Cleopatra was called Clair as she detested her given name. She was, according to my grandmother, sensitive, kind, straightforward and truthful. She acted older than her years and was therefore treated as if she were grown up. She took to heart the task of ensuring her younger sisters, who she called The Little Ones, and her brother grew up to be “good”. Clair was almost fanatical in her patriotism toward Russia and disliked travelling abroad. When she was old enough she took courses in nursing.
Vladimir, or Dima, was a reserved boy who was also shy. My grandmother describes him as handsome and extremely intelligent. He had a very artistic disposition and a highly developed sense of beauty. He was very musical, played both the piano and the mandolin, was a great reader and had a wonderful sense of humour. He and my grandmother were very close, but I can never forgive him for telling her she did not turn out pretty like her sisters!
Next in line was Natalie, or Tata, who was the imaginative one in the family. She lived in a fairyland of her own and, according to my grandmother, used to tell them long, mysterious, breathtaking stories which held them spellbound for hours. Tata was always the leader in their games, if there was to be a queen it would be Tata, if there was to be a witch, she would perform the role.
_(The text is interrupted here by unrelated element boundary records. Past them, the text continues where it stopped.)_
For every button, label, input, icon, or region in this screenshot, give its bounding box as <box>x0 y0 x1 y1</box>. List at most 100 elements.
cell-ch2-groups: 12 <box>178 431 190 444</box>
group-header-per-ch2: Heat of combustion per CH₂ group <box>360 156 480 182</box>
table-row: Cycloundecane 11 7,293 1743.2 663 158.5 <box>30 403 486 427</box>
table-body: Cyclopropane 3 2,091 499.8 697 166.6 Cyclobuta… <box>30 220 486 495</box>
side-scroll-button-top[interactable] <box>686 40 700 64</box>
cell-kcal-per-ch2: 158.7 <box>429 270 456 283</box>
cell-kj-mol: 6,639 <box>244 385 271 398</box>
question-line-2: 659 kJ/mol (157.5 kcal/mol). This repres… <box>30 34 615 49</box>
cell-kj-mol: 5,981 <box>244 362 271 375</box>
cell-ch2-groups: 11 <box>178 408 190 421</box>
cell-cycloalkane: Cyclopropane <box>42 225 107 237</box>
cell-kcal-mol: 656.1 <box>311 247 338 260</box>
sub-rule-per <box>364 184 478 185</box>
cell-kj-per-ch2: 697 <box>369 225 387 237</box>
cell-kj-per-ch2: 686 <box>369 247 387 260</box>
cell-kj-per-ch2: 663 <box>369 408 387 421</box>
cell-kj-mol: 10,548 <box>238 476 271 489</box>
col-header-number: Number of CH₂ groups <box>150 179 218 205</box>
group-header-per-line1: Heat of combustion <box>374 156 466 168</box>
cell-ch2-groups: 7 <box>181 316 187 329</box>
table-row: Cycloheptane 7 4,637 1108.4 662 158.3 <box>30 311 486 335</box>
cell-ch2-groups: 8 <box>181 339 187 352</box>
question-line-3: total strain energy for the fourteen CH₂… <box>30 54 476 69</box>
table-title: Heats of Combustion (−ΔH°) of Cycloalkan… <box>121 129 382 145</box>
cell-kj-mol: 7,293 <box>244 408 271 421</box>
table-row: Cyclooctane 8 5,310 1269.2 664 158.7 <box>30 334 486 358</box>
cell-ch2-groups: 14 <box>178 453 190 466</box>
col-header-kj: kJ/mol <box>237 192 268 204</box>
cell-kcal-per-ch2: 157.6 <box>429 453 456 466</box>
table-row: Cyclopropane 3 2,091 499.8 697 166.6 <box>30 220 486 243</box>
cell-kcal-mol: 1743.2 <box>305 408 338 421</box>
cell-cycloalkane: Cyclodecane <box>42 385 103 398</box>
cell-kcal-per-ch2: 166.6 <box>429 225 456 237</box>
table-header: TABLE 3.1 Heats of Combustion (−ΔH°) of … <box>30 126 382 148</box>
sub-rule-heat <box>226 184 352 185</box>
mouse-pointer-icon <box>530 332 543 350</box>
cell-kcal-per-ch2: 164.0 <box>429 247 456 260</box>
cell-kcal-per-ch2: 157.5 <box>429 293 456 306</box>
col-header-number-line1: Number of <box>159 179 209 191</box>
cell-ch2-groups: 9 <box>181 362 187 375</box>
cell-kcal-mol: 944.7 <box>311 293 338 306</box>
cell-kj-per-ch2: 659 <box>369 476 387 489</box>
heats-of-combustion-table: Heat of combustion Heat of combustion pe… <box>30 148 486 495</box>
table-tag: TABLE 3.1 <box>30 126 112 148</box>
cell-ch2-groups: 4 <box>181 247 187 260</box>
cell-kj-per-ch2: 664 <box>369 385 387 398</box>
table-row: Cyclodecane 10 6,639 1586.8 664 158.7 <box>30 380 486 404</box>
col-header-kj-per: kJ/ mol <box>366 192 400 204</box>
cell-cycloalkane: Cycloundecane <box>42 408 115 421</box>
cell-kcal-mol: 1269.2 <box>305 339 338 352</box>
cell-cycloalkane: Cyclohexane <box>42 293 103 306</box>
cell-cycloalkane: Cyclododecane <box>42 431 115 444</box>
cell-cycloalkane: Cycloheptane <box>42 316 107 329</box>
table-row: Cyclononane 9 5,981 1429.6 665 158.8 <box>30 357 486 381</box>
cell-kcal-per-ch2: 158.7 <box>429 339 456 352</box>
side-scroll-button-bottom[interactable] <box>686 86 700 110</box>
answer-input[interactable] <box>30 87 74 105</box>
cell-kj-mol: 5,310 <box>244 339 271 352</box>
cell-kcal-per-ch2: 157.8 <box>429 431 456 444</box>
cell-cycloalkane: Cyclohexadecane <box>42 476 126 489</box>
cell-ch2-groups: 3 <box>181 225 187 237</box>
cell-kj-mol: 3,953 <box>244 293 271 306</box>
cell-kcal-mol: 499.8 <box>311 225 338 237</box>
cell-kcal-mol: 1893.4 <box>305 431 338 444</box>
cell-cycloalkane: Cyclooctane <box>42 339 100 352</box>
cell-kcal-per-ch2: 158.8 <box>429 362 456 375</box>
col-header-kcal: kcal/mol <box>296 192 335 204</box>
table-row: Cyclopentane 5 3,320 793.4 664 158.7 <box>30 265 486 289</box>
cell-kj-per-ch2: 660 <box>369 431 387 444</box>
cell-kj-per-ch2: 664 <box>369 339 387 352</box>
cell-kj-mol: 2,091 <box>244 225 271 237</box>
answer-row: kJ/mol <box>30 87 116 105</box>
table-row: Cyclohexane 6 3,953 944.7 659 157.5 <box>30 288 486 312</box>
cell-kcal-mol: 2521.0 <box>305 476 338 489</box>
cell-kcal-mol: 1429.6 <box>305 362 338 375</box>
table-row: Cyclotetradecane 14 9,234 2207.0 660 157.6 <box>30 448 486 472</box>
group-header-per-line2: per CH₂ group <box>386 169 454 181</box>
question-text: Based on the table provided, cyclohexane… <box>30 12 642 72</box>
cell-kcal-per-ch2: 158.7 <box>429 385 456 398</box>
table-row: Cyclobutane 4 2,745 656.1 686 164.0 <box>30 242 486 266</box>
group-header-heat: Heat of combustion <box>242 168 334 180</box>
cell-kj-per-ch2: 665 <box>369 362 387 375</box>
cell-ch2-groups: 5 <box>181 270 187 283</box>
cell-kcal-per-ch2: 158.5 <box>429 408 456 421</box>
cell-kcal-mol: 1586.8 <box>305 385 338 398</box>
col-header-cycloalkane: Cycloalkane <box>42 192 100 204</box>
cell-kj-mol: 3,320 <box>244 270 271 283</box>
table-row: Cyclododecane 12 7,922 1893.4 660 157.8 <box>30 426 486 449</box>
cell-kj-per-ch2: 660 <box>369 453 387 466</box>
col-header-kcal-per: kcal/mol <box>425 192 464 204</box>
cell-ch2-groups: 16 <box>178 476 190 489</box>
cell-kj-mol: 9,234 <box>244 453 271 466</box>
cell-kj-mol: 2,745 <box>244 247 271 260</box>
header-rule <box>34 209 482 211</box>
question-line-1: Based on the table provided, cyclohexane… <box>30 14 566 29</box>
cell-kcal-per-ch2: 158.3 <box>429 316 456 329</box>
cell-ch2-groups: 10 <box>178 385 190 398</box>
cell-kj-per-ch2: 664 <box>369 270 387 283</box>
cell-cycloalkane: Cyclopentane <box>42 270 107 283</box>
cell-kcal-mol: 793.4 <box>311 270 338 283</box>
Helen, or Ella, was nicknamed “Quicksilver” by their governesses and teachers as she gave them the most trouble. She was always lively and up to some mischief; was caught, punished and forget it the next moment. My grandmother states that to punish Ella was easy, you simply had to keep her quiet. She was usually given crocheting to do.
My grandmother, Olga, was the youngest and describes herself as the cry-baby of the family. I find that hard to believe as I remember her as being kind, loving and always having time to play with me. She also tried to teach me Russian but, due to my lack of interest, failed miserably.
By the end of the Russian Revolution, only my grandmother and her three sisters survived. Dima had been killed during the Revolution by Bolshevik soldiers. Clair escaped to Bulgaria with her children, who caught influenza during their flight and died. Tata and Ella escaped with my grandparents to France where they stayed when my grandparents migrated to America. One day I hope to find out more about them and see if I have any relatives left on my grandmother’s side of the family.